57. La Cour rappelle par ailleurs qu’aucune disposition ne prévoit expressément le versement d’une indemnité pour dommage moral. Dans les arrêts Varnava et autres c. Turquie ([GC], nos 16064/90 et 8 autres, § 224, CEDH 2009) et Chypre c. Turquie ((satisfaction équitable) [GC], no 25781/94, § 56, CEDH 2014), la Cour a confirmé les principes suivants, qu’elle a progressivement élaborés dans sa jurisprudence. Les situations où le requérant a subi un traumatisme évident, physique ou psychologique, des douleurs et souffrances, de la détresse, de l’angoisse, de la frustration, des sentiments d’injustice ou d’humiliation, une incertitude prolongée, une perturbation dans sa vie ou une véritable perte de chances peuvent être distinguées de celles où la reconnaissance publique, dans un arrêt contraignant pour l’État contractant, du préjudice subi par le requérant représente en elle‑même une forme adéquate de réparation. Dans certaines situations, le constat par la Cour de la non-conformité aux normes de la Convention d’une loi, d’une procédure ou d’une pratique est suffisant pour redresser la situation. Toutefois, dans d’autres situations, l’impact de la violation peut être considéré comme étant d’une nature et d’un degré propres à avoir porté au bien-être moral du requérant une atteinte telle que cette réparation ne suffit pas. Ces éléments ne se prêtent pas à un calcul ou à une quantification précise. La Cour n’a pas non plus pour rôle d’agir comme une juridiction nationale appelée, en matière civile, à déterminer les responsabilités et à octroyer des dommages-intérêts. Elle est guidée par le principe de l’équité, qui implique avant tout une certaine souplesse et un examen objectif de ce qui est juste, équitable et raisonnable, compte tenu de l’ensemble des circonstances de l’affaire, c’est-à-dire non seulement de la situation du requérant, mais aussi du contexte général dans lequel la violation a été commise. Les indemnités qu’elle alloue pour dommage moral ont pour objet de reconnaître le fait qu’une violation d’un droit fondamental a entraîné un préjudice moral et elles sont chiffrées de manière à refléter approximativement la gravité de ce préjudice.

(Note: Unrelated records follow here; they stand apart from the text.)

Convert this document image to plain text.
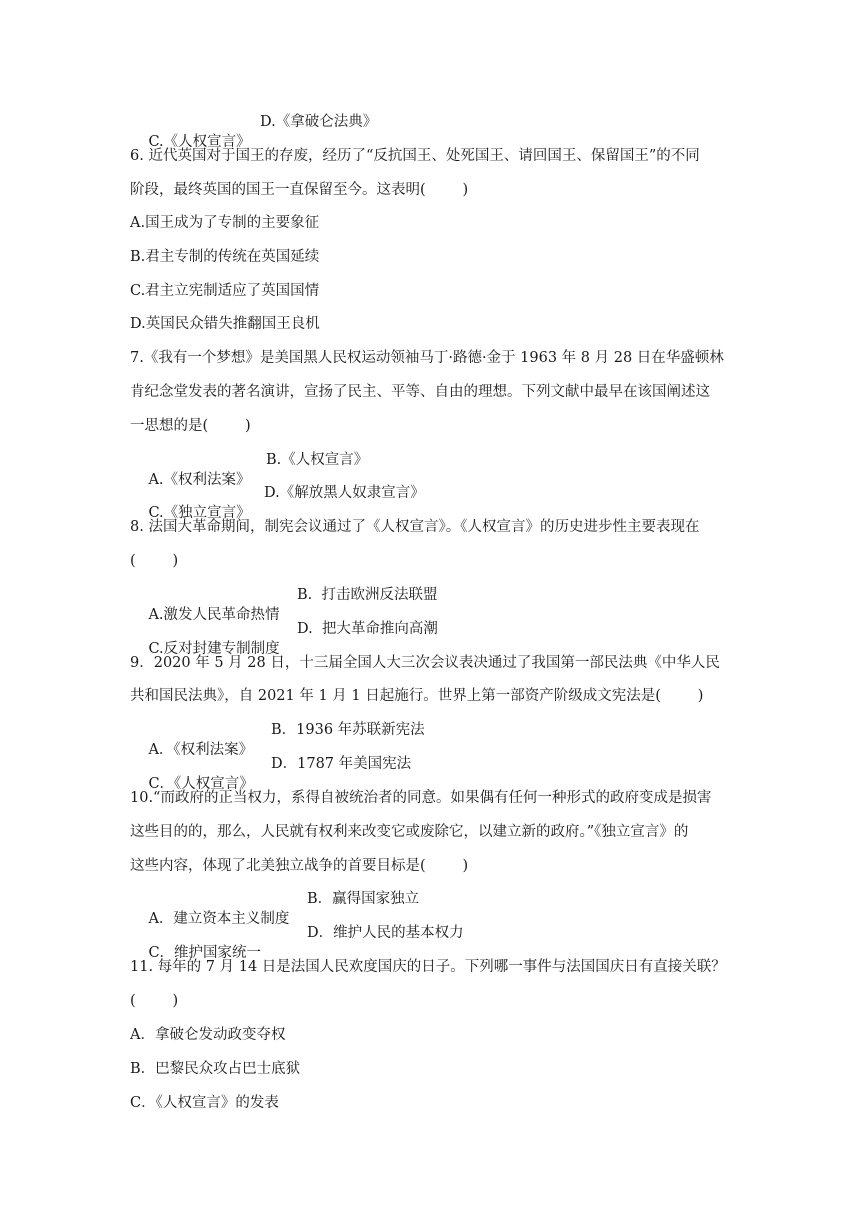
C.《人权宣言》

D.《拿破仑法典》

6. 近代英国对于国王的存废，经历了“反抗国王、处死国王、请回国王、保留国王”的不同
阶段，最终英国的国王一直保留至今。这表明(        )
A.国王成为了专制的主要象征
B.君主专制的传统在英国延续
C.君主立宪制适应了英国国情
D.英国民众错失推翻国王良机
7.《我有一个梦想》是美国黑人民权运动领袖马丁·路德·金于 1963 年 8 月 28 日在华盛顿林
肯纪念堂发表的著名演讲，宣扬了民主、平等、自由的理想。下列文献中最早在该国阐述这
一思想的是(        )

A.《权利法案》

B.《人权宣言》

C.《独立宣言》

D.《解放黑人奴隶宣言》

8. 法国大革命期间，制宪会议通过了《人权宣言》。《人权宣言》的历史进步性主要表现在
(        )

A.激发人民革命热情

B.  打击欧洲反法联盟

C.反对封建专制制度

D.  把大革命推向高潮

9．2020 年 5 月 28 日，十三届全国人大三次会议表决通过了我国第一部民法典《中华人民
共和国民法典》，自 2021 年 1 月 1 日起施行。世界上第一部资产阶级成文宪法是(        )

A．《权利法案》

B．1936 年苏联新宪法

C．《人权宣言》

D．1787 年美国宪法

10.“而政府的正当权力，系得自被统治者的同意。如果偶有任何一种形式的政府变成是损害
这些目的的，那么，人民就有权利来改变它或废除它，以建立新的政府。”《独立宣言》的
这些内容，体现了北美独立战争的首要目标是(        )

A．建立资本主义制度

B．赢得国家独立

C．维护国家统一

D．维护人民的基本权力

11. 每年的 7 月 14 日是法国人民欢度国庆的日子。下列哪一事件与法国国庆日有直接关联？
(        )
A．拿破仑发动政变夺权
B．巴黎民众攻占巴士底狱
C．《人权宣言》的发表
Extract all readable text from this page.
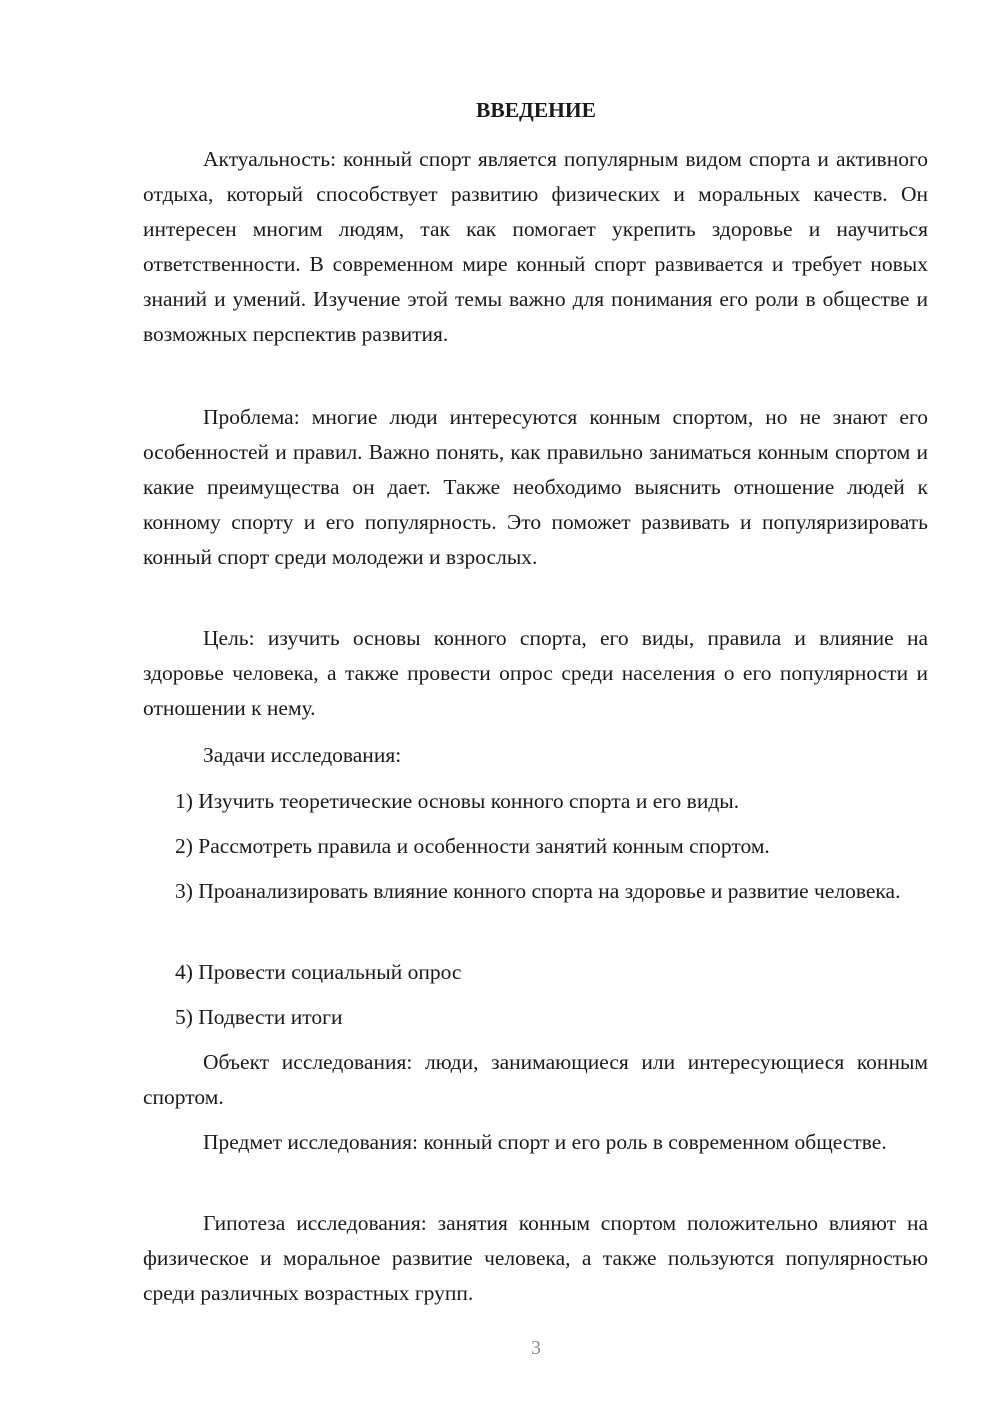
ВВЕДЕНИЕ

Актуальность: конный спорт является популярным видом спорта и активного отдыха, который способствует развитию физических и моральных качеств. Он интересен многим людям, так как помогает укрепить здоровье и научиться ответственности. В современном мире конный спорт развивается и требует новых знаний и умений. Изучение этой темы важно для понимания его роли в обществе и возможных перспектив развития.

Проблема: многие люди интересуются конным спортом, но не знают его особенностей и правил. Важно понять, как правильно заниматься конным спортом и какие преимущества он дает. Также необходимо выяснить отношение людей к конному спорту и его популярность. Это поможет развивать и популяризировать конный спорт среди молодежи и взрослых.

Цель: изучить основы конного спорта, его виды, правила и влияние на здоровье человека, а также провести опрос среди населения о его популярности и отношении к нему.

Задачи исследования:

1) Изучить теоретические основы конного спорта и его виды.

2) Рассмотреть правила и особенности занятий конным спортом.

3) Проанализировать влияние конного спорта на здоровье и развитие человека.

4) Провести социальный опрос

5) Подвести итоги

Объект исследования: люди, занимающиеся или интересующиеся конным спортом.

Предмет исследования: конный спорт и его роль в современном обществе.

Гипотеза исследования: занятия конным спортом положительно влияют на физическое и моральное развитие человека, а также пользуются популярностью среди различных возрастных групп.

3
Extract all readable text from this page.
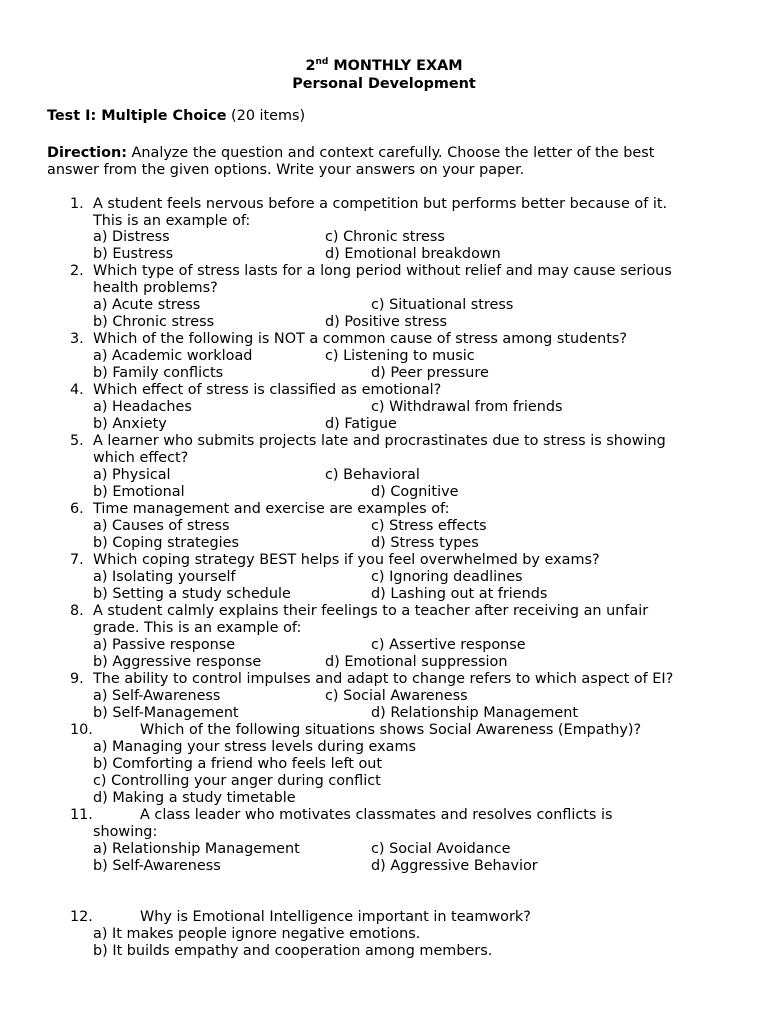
2nd MONTHLY EXAM
Personal Development
Test I: Multiple Choice (20 items)
Direction: Analyze the question and context carefully. Choose the letter of the best
answer from the given options. Write your answers on your paper.
1. A student feels nervous before a competition but performs better because of it.
This is an example of:
a) Distress	c) Chronic stress
b) Eustress	d) Emotional breakdown
2. Which type of stress lasts for a long period without relief and may cause serious
health problems?
a) Acute stress	c) Situational stress
b) Chronic stress	d) Positive stress
3. Which of the following is NOT a common cause of stress among students?
a) Academic workload	c) Listening to music
b) Family conflicts	d) Peer pressure
4. Which effect of stress is classified as emotional?
a) Headaches	c) Withdrawal from friends
b) Anxiety	d) Fatigue
5. A learner who submits projects late and procrastinates due to stress is showing
which effect?
a) Physical	c) Behavioral
b) Emotional	d) Cognitive
6. Time management and exercise are examples of:
a) Causes of stress	c) Stress effects
b) Coping strategies	d) Stress types
7. Which coping strategy BEST helps if you feel overwhelmed by exams?
a) Isolating yourself	c) Ignoring deadlines
b) Setting a study schedule	d) Lashing out at friends
8. A student calmly explains their feelings to a teacher after receiving an unfair
grade. This is an example of:
a) Passive response	c) Assertive response
b) Aggressive response	d) Emotional suppression
9. The ability to control impulses and adapt to change refers to which aspect of EI?
a) Self-Awareness	c) Social Awareness
b) Self-Management	d) Relationship Management
10.	Which of the following situations shows Social Awareness (Empathy)?
a) Managing your stress levels during exams
b) Comforting a friend who feels left out
c) Controlling your anger during conflict
d) Making a study timetable
11.	A class leader who motivates classmates and resolves conflicts is
showing:
a) Relationship Management	c) Social Avoidance
b) Self-Awareness	d) Aggressive Behavior
12.	Why is Emotional Intelligence important in teamwork?
a) It makes people ignore negative emotions.
b) It builds empathy and cooperation among members.
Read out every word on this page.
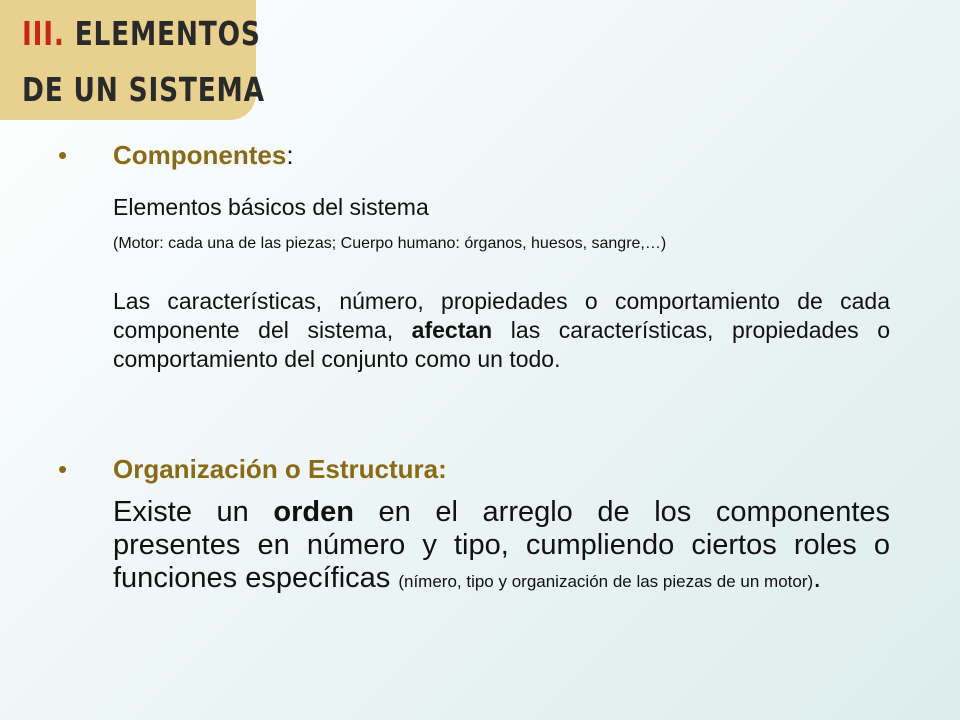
III. ELEMENTOS
DE UN SISTEMA
• Componentes:
Elementos básicos del sistema
(Motor: cada una de las piezas; Cuerpo humano: órganos, huesos, sangre,…)
Las características, número, propiedades o comportamiento de cada componente del sistema, afectan las características, propiedades o comportamiento del conjunto como un todo.
• Organización o Estructura:
Existe un orden en el arreglo de los componentes presentes en número y tipo, cumpliendo ciertos roles o funciones específicas (nímero, tipo y organización de las piezas de un motor).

58. Enfin, en fonction des circonstances propres à l’affaire, il peut être opportun d’octroyer une somme globale au titre du dommage matériel et moral (Centro Europa 7 S.r.l. et Di Stefano c. Italie [GC], no 38433/09, § 222, CEDH 2012).

c) Octroi d’une indemnité en l’espèce

i. Considérations générales

59. Dans l’arrêt au principal, la Cour a jugé qu’il n’avait été invoqué aucun but qui eût été susceptible de justifier l’impossibilité faite aux requérants d’accéder à leurs biens et l’absence d’indemnisation pour cette ingérence et que, partant, il y avait eu et il continuait d’y avoir violation de leur droit au respect de leurs biens (paragraphe 201). Elle a estimé également que l’impossibilité faite aux requérants de regagner leurs domiciles respectifs constituait une ingérence injustifiée dans l’exercice de leur droit au respect de leur vie privée et familiale et de leur droit au respect de leur domicile (paragraphe 207). Enfin, elle a conclu à l’absence de tout recours effectif disponible quant à ces violations (paragraphe 214). Elle considère que le retour des requérants dans leur domicile auprès de leurs biens dans le district de Latchin et l’octroi d’une indemnité pour le préjudice qu’ils ont subi depuis le 26 avril 2002 du fait de l’impossibilité pour eux d’y accéder les placeraient autant que possible dans une situation équivalente à celle où ils se seraient trouvés s’ils n’avaient pas subi de violation des droits protégés par la Convention. Toutefois, elle estime comme eux qu’à l’évidence, les conditions qui prévalent dans la région ne permettent pas et n’ont jamais permis pendant la période examinée d’envisager de manière réaliste qu’ils y retournent (voir, par exemple, les paragraphes 28 à 31, 67, 69 et 195 de l’arrêt au principal). C’est pourquoi l’octroi d’une indemnité constitue en l’espèce une satisfaction équitable appropriée.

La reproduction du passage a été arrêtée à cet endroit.